## The Mathematics Of Beauty

In all art and design we often recant the timeless adage – ‘When it comes to matters of opinion debate is futile. There is no accounting for taste’. Yet we can also objectively say that there are bad tattoos and bad drawings. If one takes away the personal preference of art and design to simply concentrate on the composition or foundation of a piece – can there be common denominators? An objective tool for the measurement of success or failure in art?

These more generalized philosophical questions will be explored in later sections. Here we briefly look into the more classical mathematical measurements of beauty:

#### The Traditional Measurements

A growing body of scientific studies based on an ancient mathematical ratio suggests that physical attractiveness could be real and quantifiable rather than purely subjective. Greek and Egyptian mathematicians believed in a theory of beauty and maths. They believed that a common element existed in all things humans found attractive.

This element, known as the ‘golden ratio’ or ‘divine proportion’ is a mathematical ratio of 1:1618 – with the number 1.618 being known as ‘phi’. The golden ratio is based on the Fibonacci sequence, in which the first two numbers are 1 and each subsequent number equal to the sum of the previous two numbers. This sequence goes 1, 1, 2, 3, 5, 8, 13, 21 and so on. The average ratio of each consecutive pair of numbers (1/1, 2/1, etc.) becomes closer and closer to 1:1.618

This ratio recurs frequently in nature. It can be observed in the spiral of a seashell or in the distribution of petals on a sunflower. The ratio of the lengths of the thorax and abdomen in most bees is close to the golden ratio and is occurs in sever man-made creations considered particularly beautiful – from Mozart’s music to buildings such as the Parthenon.
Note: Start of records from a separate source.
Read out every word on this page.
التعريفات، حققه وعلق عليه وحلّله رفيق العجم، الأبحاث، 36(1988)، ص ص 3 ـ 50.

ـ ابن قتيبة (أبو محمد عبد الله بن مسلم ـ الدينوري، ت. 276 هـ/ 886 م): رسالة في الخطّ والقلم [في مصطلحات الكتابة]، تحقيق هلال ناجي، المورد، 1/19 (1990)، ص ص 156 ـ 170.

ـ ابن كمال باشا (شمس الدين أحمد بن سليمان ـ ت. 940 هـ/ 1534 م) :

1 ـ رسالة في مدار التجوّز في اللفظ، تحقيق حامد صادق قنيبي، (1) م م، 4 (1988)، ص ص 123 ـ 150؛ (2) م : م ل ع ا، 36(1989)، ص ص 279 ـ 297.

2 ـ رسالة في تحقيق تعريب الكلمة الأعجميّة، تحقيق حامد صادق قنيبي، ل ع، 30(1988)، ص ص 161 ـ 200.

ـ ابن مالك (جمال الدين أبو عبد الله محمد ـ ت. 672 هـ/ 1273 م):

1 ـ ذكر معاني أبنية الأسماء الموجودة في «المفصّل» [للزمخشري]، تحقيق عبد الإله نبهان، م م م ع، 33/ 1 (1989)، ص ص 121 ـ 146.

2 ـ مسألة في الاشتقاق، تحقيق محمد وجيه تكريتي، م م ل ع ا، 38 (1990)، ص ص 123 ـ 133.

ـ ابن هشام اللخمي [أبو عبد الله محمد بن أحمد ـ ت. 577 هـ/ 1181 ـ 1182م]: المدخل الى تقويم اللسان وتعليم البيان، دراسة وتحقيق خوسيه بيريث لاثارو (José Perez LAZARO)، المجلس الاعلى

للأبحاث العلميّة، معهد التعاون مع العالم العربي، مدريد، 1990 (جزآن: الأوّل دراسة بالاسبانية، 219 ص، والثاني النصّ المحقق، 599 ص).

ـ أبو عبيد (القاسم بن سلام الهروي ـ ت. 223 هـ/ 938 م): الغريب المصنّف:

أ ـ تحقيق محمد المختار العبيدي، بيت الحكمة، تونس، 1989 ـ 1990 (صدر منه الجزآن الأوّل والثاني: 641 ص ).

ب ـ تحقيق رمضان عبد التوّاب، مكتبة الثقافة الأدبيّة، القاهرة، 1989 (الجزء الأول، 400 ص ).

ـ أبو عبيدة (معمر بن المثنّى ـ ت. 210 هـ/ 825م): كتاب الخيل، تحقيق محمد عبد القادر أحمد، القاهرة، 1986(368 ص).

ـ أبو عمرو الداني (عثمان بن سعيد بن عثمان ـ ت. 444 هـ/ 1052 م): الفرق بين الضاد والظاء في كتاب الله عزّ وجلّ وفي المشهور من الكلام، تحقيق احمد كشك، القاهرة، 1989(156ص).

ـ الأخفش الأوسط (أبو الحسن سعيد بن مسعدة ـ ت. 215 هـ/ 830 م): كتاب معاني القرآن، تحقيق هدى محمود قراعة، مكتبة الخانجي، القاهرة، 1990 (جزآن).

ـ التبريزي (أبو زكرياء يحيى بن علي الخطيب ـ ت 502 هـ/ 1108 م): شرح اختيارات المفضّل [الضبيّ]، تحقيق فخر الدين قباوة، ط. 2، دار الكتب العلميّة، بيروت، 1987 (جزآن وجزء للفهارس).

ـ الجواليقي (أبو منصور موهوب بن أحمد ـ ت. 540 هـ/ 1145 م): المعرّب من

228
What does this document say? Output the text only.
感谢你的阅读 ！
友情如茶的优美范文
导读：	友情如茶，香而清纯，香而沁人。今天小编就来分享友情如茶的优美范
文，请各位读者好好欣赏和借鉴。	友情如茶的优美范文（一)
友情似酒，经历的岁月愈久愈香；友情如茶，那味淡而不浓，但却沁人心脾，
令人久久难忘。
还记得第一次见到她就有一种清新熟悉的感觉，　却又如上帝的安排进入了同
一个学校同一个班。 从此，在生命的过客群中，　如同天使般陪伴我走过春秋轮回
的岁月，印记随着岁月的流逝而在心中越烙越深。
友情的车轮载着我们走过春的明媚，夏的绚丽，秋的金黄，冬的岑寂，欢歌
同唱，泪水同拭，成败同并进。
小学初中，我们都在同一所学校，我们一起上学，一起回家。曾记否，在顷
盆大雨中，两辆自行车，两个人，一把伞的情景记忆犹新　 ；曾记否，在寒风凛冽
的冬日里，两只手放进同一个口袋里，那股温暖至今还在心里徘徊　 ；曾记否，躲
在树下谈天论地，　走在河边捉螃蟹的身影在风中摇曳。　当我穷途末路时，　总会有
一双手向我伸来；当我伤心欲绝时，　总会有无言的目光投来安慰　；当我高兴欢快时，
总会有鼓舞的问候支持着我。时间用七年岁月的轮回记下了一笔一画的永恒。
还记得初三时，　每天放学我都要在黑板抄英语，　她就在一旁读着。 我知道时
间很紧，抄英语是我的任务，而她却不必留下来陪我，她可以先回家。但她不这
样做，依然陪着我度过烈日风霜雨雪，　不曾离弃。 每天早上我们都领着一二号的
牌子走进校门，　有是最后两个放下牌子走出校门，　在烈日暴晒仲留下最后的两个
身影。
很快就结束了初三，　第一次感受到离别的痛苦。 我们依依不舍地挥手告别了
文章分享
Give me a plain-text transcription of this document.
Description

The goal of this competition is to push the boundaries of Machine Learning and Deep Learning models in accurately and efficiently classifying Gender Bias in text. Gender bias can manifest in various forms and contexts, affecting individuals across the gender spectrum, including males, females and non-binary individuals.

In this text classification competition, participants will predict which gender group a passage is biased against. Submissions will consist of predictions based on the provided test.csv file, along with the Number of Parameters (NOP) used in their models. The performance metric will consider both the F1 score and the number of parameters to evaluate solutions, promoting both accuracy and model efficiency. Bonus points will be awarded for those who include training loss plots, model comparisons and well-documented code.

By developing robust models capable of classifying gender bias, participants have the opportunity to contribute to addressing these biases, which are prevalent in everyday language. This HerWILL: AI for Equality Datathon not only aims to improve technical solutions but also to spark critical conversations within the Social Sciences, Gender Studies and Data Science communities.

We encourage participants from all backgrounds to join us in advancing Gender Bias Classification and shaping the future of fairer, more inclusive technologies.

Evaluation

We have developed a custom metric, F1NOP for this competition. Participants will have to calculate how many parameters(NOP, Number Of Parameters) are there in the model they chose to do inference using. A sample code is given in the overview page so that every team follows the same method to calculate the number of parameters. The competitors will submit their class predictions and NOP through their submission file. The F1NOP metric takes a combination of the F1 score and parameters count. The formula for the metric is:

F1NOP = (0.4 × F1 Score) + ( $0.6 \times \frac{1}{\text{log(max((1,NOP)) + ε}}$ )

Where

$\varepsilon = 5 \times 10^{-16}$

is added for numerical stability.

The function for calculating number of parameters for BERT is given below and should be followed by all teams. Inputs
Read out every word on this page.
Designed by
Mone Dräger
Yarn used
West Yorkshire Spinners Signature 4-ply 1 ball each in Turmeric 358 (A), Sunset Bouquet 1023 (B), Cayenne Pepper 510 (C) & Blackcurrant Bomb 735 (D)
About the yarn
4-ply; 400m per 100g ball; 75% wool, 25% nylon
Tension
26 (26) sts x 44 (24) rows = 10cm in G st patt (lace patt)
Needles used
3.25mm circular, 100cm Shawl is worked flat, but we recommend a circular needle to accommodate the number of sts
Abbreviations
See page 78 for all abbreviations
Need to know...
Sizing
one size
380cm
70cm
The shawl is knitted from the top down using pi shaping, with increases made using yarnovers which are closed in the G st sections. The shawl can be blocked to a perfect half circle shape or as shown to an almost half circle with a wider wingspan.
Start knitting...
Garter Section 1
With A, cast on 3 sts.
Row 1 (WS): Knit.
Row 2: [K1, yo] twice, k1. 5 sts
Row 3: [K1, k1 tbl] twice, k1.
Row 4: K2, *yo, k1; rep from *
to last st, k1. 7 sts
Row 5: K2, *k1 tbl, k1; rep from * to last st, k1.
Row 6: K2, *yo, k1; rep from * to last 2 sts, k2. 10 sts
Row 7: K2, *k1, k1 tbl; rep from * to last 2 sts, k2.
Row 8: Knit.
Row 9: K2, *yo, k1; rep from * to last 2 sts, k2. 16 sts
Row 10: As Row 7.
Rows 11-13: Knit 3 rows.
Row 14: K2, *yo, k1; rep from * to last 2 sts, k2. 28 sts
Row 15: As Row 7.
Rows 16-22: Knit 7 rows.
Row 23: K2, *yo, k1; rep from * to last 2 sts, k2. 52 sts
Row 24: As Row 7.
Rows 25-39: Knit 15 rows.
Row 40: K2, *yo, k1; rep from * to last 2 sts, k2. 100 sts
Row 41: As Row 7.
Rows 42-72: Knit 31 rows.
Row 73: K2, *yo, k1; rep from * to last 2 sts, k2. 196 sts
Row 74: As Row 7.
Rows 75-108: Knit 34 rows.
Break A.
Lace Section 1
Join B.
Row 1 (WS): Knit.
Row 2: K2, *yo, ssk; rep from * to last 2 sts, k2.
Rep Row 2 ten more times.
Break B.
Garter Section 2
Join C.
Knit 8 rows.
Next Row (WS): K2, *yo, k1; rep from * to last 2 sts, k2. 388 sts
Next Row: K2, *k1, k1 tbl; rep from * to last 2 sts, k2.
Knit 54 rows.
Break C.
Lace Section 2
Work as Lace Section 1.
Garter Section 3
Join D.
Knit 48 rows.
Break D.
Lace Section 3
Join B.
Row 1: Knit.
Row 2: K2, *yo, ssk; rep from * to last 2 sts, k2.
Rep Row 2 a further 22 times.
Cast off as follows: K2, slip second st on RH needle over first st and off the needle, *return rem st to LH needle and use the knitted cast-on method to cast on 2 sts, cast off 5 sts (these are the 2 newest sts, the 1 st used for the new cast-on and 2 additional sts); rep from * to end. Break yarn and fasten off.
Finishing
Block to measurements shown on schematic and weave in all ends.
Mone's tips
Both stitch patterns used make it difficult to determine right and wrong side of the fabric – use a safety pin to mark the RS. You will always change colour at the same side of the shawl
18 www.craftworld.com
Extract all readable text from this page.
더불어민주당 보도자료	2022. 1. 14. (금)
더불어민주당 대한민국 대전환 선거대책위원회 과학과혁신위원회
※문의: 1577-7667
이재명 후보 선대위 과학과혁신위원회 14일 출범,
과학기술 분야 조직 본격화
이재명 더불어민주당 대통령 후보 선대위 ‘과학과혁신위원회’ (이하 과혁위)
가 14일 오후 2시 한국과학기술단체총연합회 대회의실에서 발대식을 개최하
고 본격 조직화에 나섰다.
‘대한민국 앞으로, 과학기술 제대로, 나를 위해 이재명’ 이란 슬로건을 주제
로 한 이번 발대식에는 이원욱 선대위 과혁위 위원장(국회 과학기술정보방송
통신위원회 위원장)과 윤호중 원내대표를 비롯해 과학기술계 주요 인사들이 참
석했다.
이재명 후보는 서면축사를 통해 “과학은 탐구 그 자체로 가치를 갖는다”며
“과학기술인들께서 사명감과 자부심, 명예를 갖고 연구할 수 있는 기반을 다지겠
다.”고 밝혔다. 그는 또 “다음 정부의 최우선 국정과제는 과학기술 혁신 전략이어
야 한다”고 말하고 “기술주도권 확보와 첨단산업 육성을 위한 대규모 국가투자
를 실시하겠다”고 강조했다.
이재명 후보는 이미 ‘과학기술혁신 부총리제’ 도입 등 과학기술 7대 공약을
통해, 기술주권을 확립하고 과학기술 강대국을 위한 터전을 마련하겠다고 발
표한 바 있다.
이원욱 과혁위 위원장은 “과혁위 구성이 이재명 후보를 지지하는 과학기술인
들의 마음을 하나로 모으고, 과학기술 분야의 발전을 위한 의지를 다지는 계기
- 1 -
As early as the 15’th century the Italian architect Leon Battista Alberti believed that beauty was matter of proportion and that if a body was divided into 600 parts, beauty would be a “harmony of all the parts, in whatsoever subject it appears, fitted together with such proportion and connection, that nothing could be added, diminished or altered, but for worse”. The proportion which he believed would secure a harmony of all the parts was phi.

The Italian Renaissance polymath Lenoardo Da Vinci was also fascinated by this relationship. One of his most famous works, the drawing of the Vitruvian Man, showed how the human body conforms to the golden ratio. If you mesaure from the soles of your feet to your navel and from the soles of your feet to your head, in most people the longer the distance is 1.618 times the shorter one. The same relationship occurs if you measure from your fingertips to your elbow and from your fingertips to your shoulder. The face of Da Vinci’s Mona Lisa is also structured around this ratio.

It was only in the 20th century, with the advent of cosmetic surgery, that man was able to capitalize on this knowledge and use it to help improve our looks. It is now thought that this ratio could hold the key to the modern ideal of the ‘perfect’ face and body.

Stephen Marquardt, a retired Californian plastic surgeon who also researches attractiveness, has designed a mask using phi. This mask applies the golden ratio to the human face. For example, the ideal ratio between the width of the nose and the width of the mouth is 1:1.618 – so the closer a face fits the mask, he finds, the more attractive the face is perceived to be. To prove his case he applied the proportions of the mask to the faces of actors and timeless beauties such as Marilyn Monroe, Marlene Dietrich, Pierce Brosnan, Tom Cruise and Egyptian queen Nefertiti. The mask was a perfect fit on all but Tom Cruise.